Oleh
Fitriyani Kamali, S.Pd, M.Pd, Kons
“Sesungguhnya di dalam diri manusia ada segumpal daging., jika daging itu baik maka baiklah dia, dan jika daging itu buruk maka buruklah dia…ketahuilah bahwa segumpal daging itu adalah HATI”…
Kalimat di atas bukan hanya sekedar kalimat puitis yang indah untuk dinikmati, tapi itu adalah bahasa agama yang termuat dalam Kitab Suci. Bahasa agama yang terlahir dari firman Allah dan hadits Nabi. Sungguh indah memang bahasa agama, bahasa yang cantik, indah, memuat makna yang luar biasa dahsyatnya untuk mengajak kita kembali ketitik “tawaddhu” semata karena Allah Yang Maha Rahim.
Hati tidaklah lepas dari emosi. Emosi seseorang sangat mempengaruhi pandangannya terhadap sesuatu atau terhadap situasi di sekililingnya. Bentuk pengaruh emosi yang paling ringan terhadap pandangan seseorang mengenai sesuatu atau situasi lingkungan ialah apa yang disebut priferensi. Hati atau “qalbu” adalah pusat kekuatan jiwa. Suasana hati sangatlah mudah berubah, sejalan dengan dinamika kehidupan yang dialami seseorang. Hati akan menentukan apakah seseorang menjadi mulia atau hina.

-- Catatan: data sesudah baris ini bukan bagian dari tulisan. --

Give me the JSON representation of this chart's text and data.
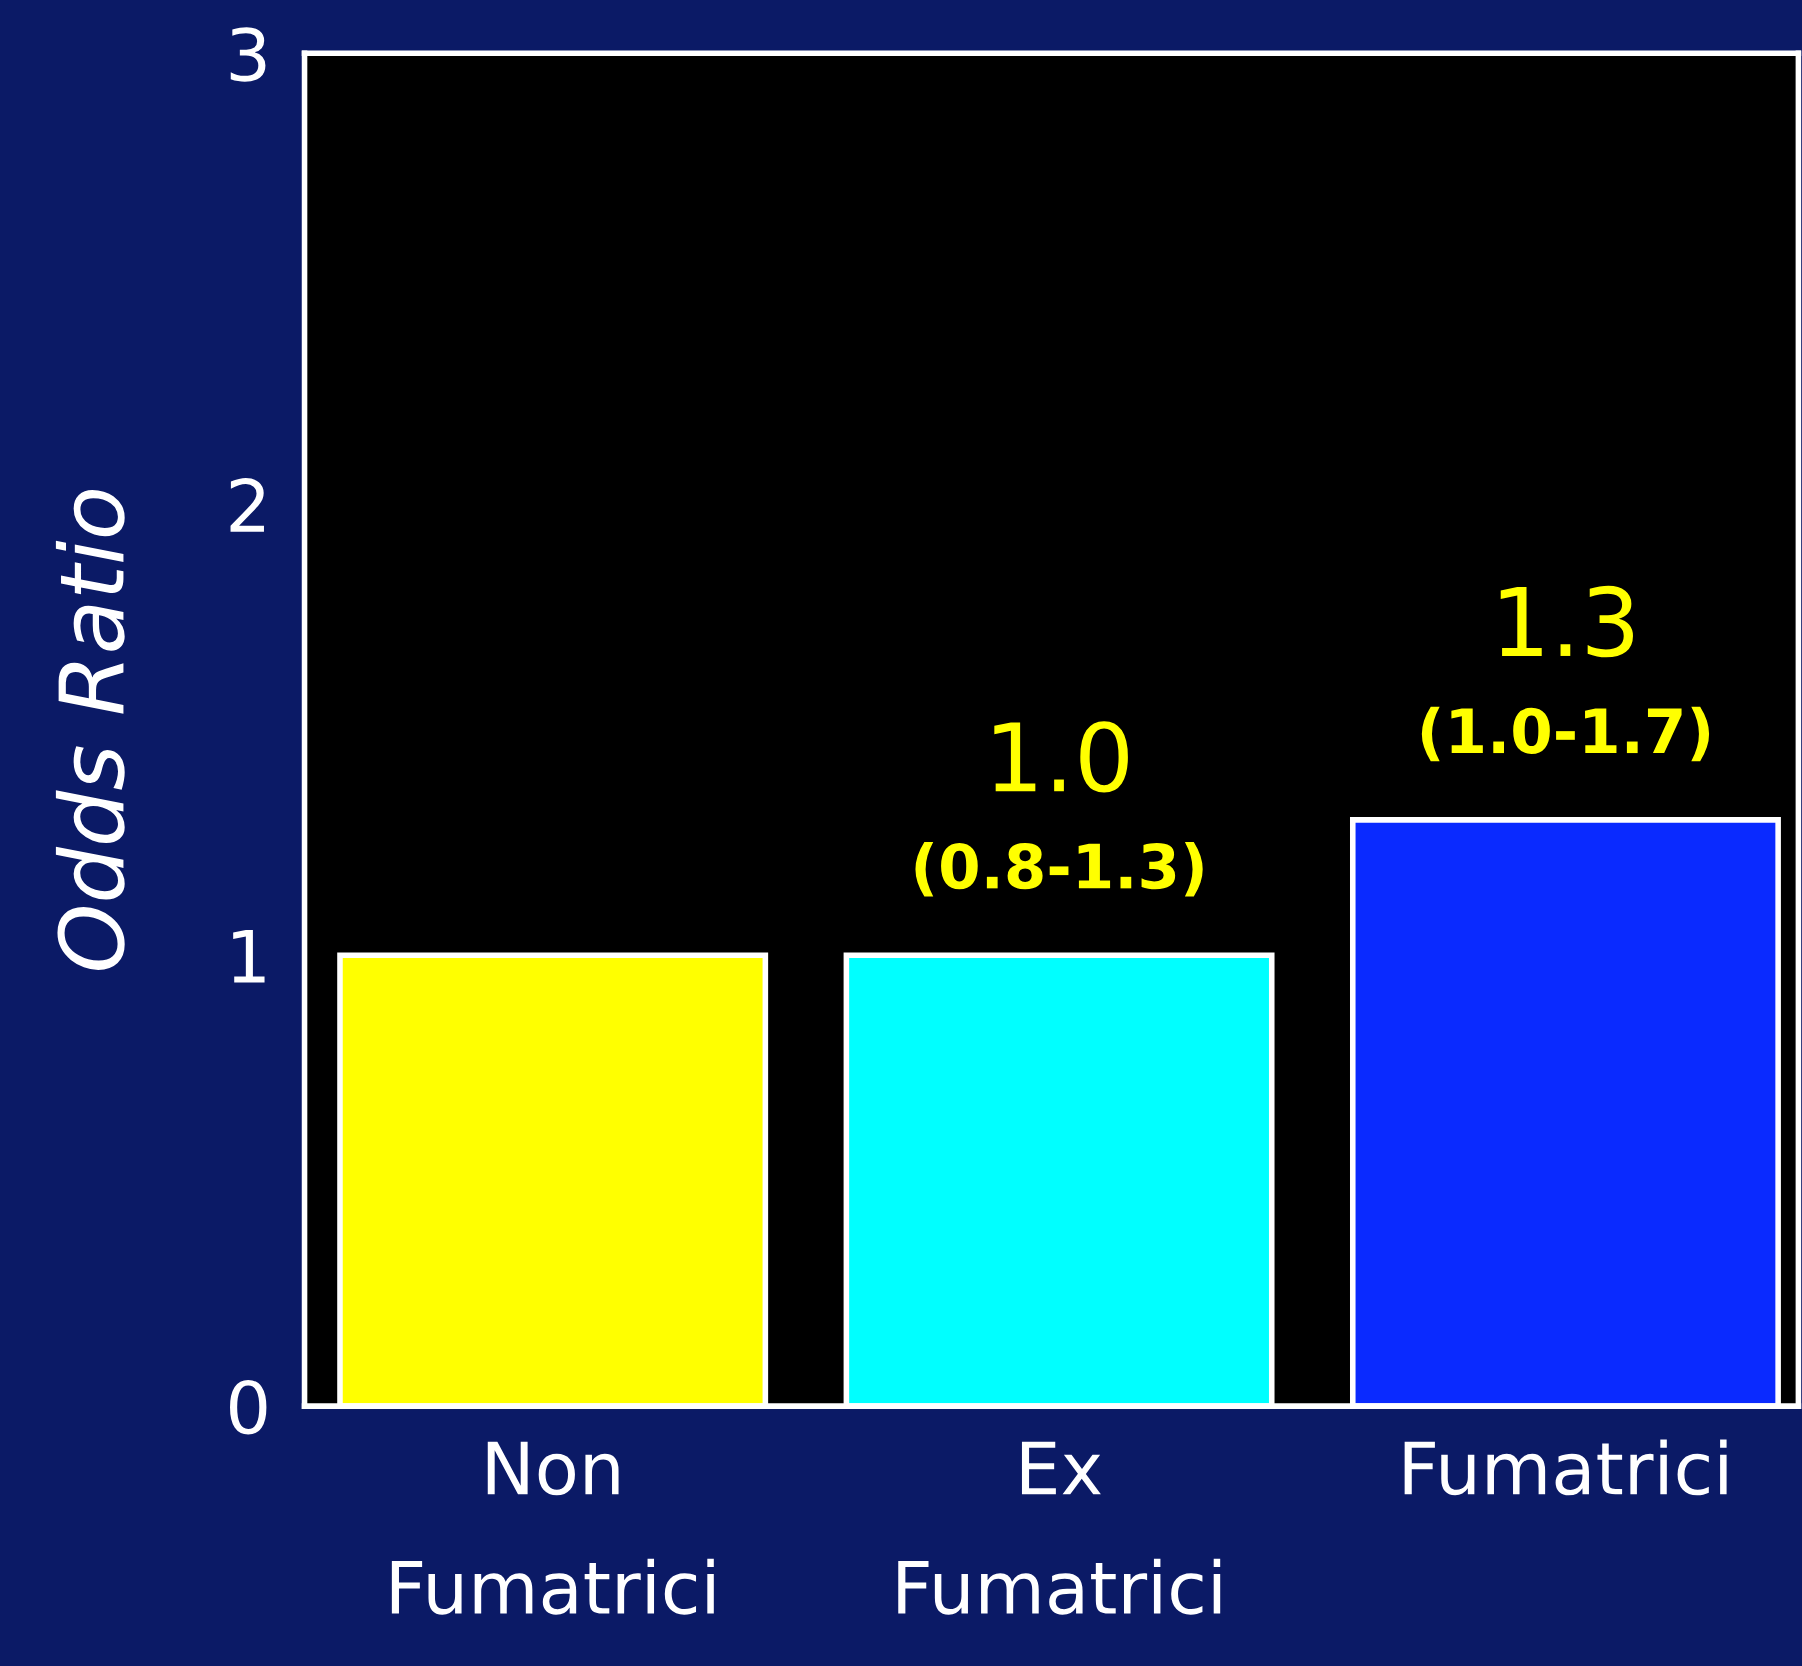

Hati atau “qalbu” yang membimbing akal dan tubuh kita. Mengendalikan hati berarti selalu membersihkan hati, sehingga senantiasa memancarkan rasa syukur, rendah hati, kasih-sayang, optimis, jiwa yang altruistik, penuh dengan senyum yang ikhlas.
Emosi adalah semua jenis perasaan yang ada dalam diri seseorang dan memiliki peran yang besar dalam dinamika jiwa dan mengendalikan tingkah laku seseorang. Samsu Yusuf dalam Pengembangan Diri menuliskan: 1. Emosi dapat memperkuat semangat, apabila seseorang merasa puas dan senang atas hasil yang dicapai. 2. Emosi dapat melemahkan semangat, apabila timbul rasa kecewa atau kegagalan. 3. Emosi dapat menghambat atau mengganggu konsentrasi, jika ada kegagalan, ketegangan perasaan, misalnya gugup, kecewa, dan ketakutan. 4. Emosi mengganggu penyesuaian social, misalnya iri hati dan cemburu. 5. Suasana emosional yang dialami pada masa kecil, akan mempengaruhi sikapnya baik terhadap diri sendiri maupun terhadap orang lain.

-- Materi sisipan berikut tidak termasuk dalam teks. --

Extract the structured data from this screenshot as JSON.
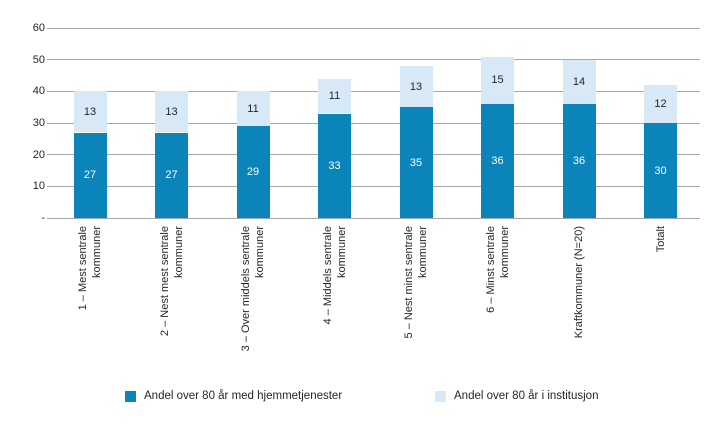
{
  "chart_data": {
    "type": "bar",
    "stacked": true,
    "orientation": "vertical",
    "categories": [
      "1 – Mest sentrale kommuner",
      "2 – Nest mest sentrale kommuner",
      "3 – Over middels sentrale kommuner",
      "4 – Middels sentrale kommuner",
      "5 – Nest minst sentrale kommuner",
      "6 – Minst sentrale kommuner",
      "Kraftkommuner (N=20)",
      "Totalt"
    ],
    "category_lines": [
      [
        "1 – Mest sentrale",
        "kommuner"
      ],
      [
        "2 – Nest mest sentrale",
        "kommuner"
      ],
      [
        "3 – Over middels sentrale",
        "kommuner"
      ],
      [
        "4 – Middels sentrale",
        "kommuner"
      ],
      [
        "5 – Nest minst sentrale",
        "kommuner"
      ],
      [
        "6 – Minst sentrale",
        "kommuner"
      ],
      [
        "Kraftkommuner (N=20)"
      ],
      [
        "Totalt"
      ]
    ],
    "series": [
      {
        "name": "Andel over 80 år med hjemmetjenester",
        "values": [
          27,
          27,
          29,
          33,
          35,
          36,
          36,
          30
        ],
        "color": "#0a84b9",
        "label_color": "#ffffff"
      },
      {
        "name": "Andel over 80 år i institusjon",
        "values": [
          13,
          13,
          11,
          11,
          13,
          15,
          14,
          12
        ],
        "color": "#d7e8f6",
        "label_color": "#262626"
      }
    ],
    "totals": [
      40,
      40,
      40,
      44,
      48,
      51,
      50,
      42
    ],
    "ylim": [
      0,
      60
    ],
    "yticks": [
      {
        "value": 0,
        "label": "-"
      },
      {
        "value": 10,
        "label": "10"
      },
      {
        "value": 20,
        "label": "20"
      },
      {
        "value": 30,
        "label": "30"
      },
      {
        "value": 40,
        "label": "40"
      },
      {
        "value": 50,
        "label": "50"
      },
      {
        "value": 60,
        "label": "60"
      }
    ],
    "grid": true,
    "legend_position": "bottom",
    "colors": {
      "grid": "#a8a8a8",
      "text": "#262626"
    }
  }
}
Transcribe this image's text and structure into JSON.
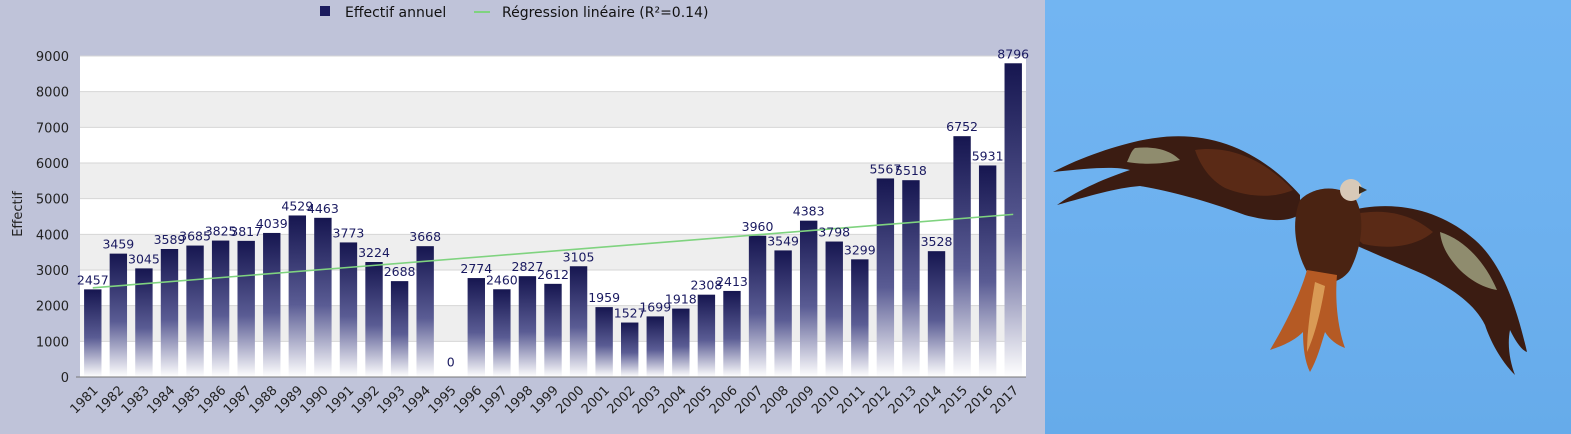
{
  "chart_data": {
    "type": "bar",
    "title": "",
    "xlabel": "",
    "ylabel": "Effectif",
    "ylim": [
      0,
      9000
    ],
    "yticks": [
      "0",
      "1000",
      "2000",
      "3000",
      "4000",
      "5000",
      "6000",
      "7000",
      "8000",
      "9000"
    ],
    "categories": [
      "1981",
      "1982",
      "1983",
      "1984",
      "1985",
      "1986",
      "1987",
      "1988",
      "1989",
      "1990",
      "1991",
      "1992",
      "1993",
      "1994",
      "1995",
      "1996",
      "1997",
      "1998",
      "1999",
      "2000",
      "2001",
      "2002",
      "2003",
      "2004",
      "2005",
      "2006",
      "2007",
      "2008",
      "2009",
      "2010",
      "2011",
      "2012",
      "2013",
      "2014",
      "2015",
      "2016",
      "2017"
    ],
    "series": [
      {
        "name": "Effectif annuel",
        "type": "bar",
        "color": "#1c1c5e",
        "values": [
          2457,
          3459,
          3045,
          3589,
          3685,
          3825,
          3817,
          4039,
          4529,
          4463,
          3773,
          3224,
          2688,
          3668,
          0,
          2774,
          2460,
          2827,
          2612,
          3105,
          1959,
          1527,
          1699,
          1918,
          2308,
          2413,
          3960,
          3549,
          4383,
          3798,
          3299,
          5567,
          5518,
          3528,
          6752,
          5931,
          8796
        ]
      },
      {
        "name": "Régression linéaire (R²=0.14)",
        "type": "line",
        "color": "#7fd37f",
        "start": 2500,
        "end": 4560
      }
    ],
    "legend_position": "top-center",
    "grid": true
  },
  "photo": {
    "subject": "bird-of-prey-in-flight",
    "sky_color": "#6fb2ef"
  }
}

Jeanne Seagel mencontohkan beberapa kasus tentang peranan kecerdasan emosi:
1. Ani, menggambarkan orang yang ber-EQ rendah akibatnya sulit bergaul dan kesepian.
2. Adam, IQ-nya tinggi tetapi EQ-nya rendah, ia hanya menjadi seorang pengangguran.
3. Gilang, seorang dokter gigi yang sering ditinggalkan pasien-pasiennya dikarenakan cerewet, sering mengumpat dan bicara kasar. EQ sang dokter sangatlah rendah.
Kecerdasan emosi yang baik akan terlihat ketika dia berkata dan bersikap. Sikap yang memikat dengan kesantunan, kerendahan hati, senyuman tulus, mau berempati, dan santun dalam berkata dan bersosialisasi akan tampak secara kasat mata. Emosi tidaklah lepas bagaimana kita mampu melakukan pengendalian diri. Perjalanan hidup yang dinamis, kadang berliku, menurun, mendaki, susah, senang, sedih, hal demikian tentu menuntut kita untuk harus bisa menguasai sejumlah kompetensi hidup, antara lain pengendalian diri.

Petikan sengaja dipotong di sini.